Il inspira profondément et poussa un soupir presque aussi profond. De toute façon, tout le monde sait que je ne suis pas un représentant... Alors à quoi bon jouer au clown plus longtemps ? Au moins, je pourrai me raser aujourd'hui ...

C'était l'avant-dernier jour avant le décollage du vaisseau de la CSB, et il ne devait pas perdre de temps. Il décida de remettre son costume de Commandeur et de descendre prendre un petit déjeuner au salon. Peu lui importait ce que pourraient en penser les représentants. Ils avaient sûrement l'habitude de l'esprit humain et de ses étranges lubies.

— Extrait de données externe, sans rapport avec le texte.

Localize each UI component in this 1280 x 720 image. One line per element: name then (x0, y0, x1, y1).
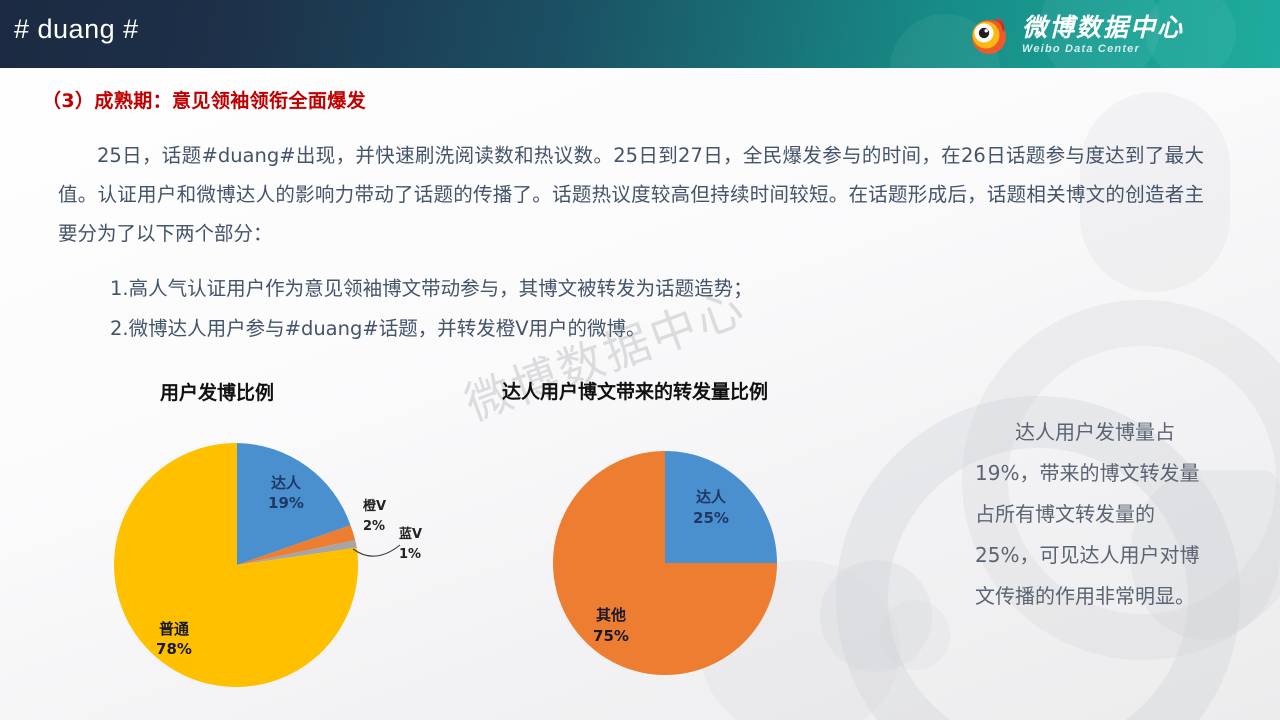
pie2-value-other: 75% (593, 627, 629, 645)
chart-title-user-post-ratio: 用户发博比例 (160, 378, 274, 405)
pie2-slice-daren (665, 451, 777, 563)
pie2-value-daren: 25% (693, 509, 729, 527)
pie1-value-orangev: 2% (363, 519, 385, 534)
pie-chart-user-post-ratio: 达人 19% 橙V 2% 蓝V 1% 普通 78% (100, 432, 430, 697)
chart-title-repost-ratio: 达人用户博文带来的转发量比例 (502, 377, 768, 404)
pie1-value-ordinary: 78% (156, 640, 192, 658)
logo-title-cn: 微博数据中心 (1022, 15, 1184, 40)
logo-text-block: 微博数据中心 Weibo Data Center (1022, 15, 1184, 55)
pie1-value-daren: 19% (268, 494, 304, 512)
background-weibo-eye-pupil (820, 560, 932, 672)
title-bar: # duang # 微博数据中心 Weibo Data Center (0, 0, 1280, 68)
pie1-label-orangev: 橙V (363, 498, 386, 514)
pie1-label-daren: 达人 (271, 474, 302, 492)
right-commentary-text: 达人用户发博量占19%，带来的博文转发量占所有博文转发量的25%，可见达人用户对… (975, 412, 1215, 617)
background-blob-c (880, 600, 950, 670)
weibo-eye-icon (966, 12, 1012, 58)
slide-canvas: # duang # 微博数据中心 Weibo Data Center （3）成熟… (0, 0, 1280, 720)
body-paragraph: 25日，话题#duang#出现，并快速刷洗阅读数和热议数。25日到27日，全民爆… (58, 136, 1204, 253)
pie1-label-ordinary: 普通 (159, 620, 189, 638)
pie-chart-repost-ratio: 达人 25% 其他 75% (548, 440, 793, 685)
pie1-leader-line-bluev (353, 545, 400, 556)
topic-hashtag: # duang # (14, 14, 139, 45)
pie2-label-daren: 达人 (696, 488, 727, 506)
section-title: （3）成熟期：意见领袖领衔全面爆发 (42, 86, 366, 113)
list-item-2: 2.微博达人用户参与#duang#话题，并转发橙V用户的微博。 (110, 312, 646, 341)
logo-title-en: Weibo Data Center (1022, 44, 1184, 55)
pie1-label-bluev: 蓝V (399, 526, 422, 542)
pie2-label-other: 其他 (596, 606, 626, 624)
list-item-1: 1.高人气认证用户作为意见领袖博文带动参与，其博文被转发为话题造势； (110, 272, 753, 301)
weibo-data-center-logo: 微博数据中心 Weibo Data Center (966, 9, 1184, 61)
pie1-value-bluev: 1% (399, 547, 421, 562)
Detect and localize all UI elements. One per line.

Dans le salon, les rayons du soleil tombaient à travers les baies vitrées, exaltant les couleurs verdoyantes des plantes qui l'emplissaient. Il y avait peu de monde. Talwène était assise à une table en pleine lumière, seule, attendant visiblement d'être servie. Après une hésitation, Destuiz s'avança dans une envolée de cape blanche. La jeune femme écarquilla les yeux de surprise devant cette apparition étonnante.

– Permettez-vous, digne demoiselle, que je me joigne à vous pour ce petit déjeuner ?

Talwène acquiesça d'un hochement de tête suspicieux.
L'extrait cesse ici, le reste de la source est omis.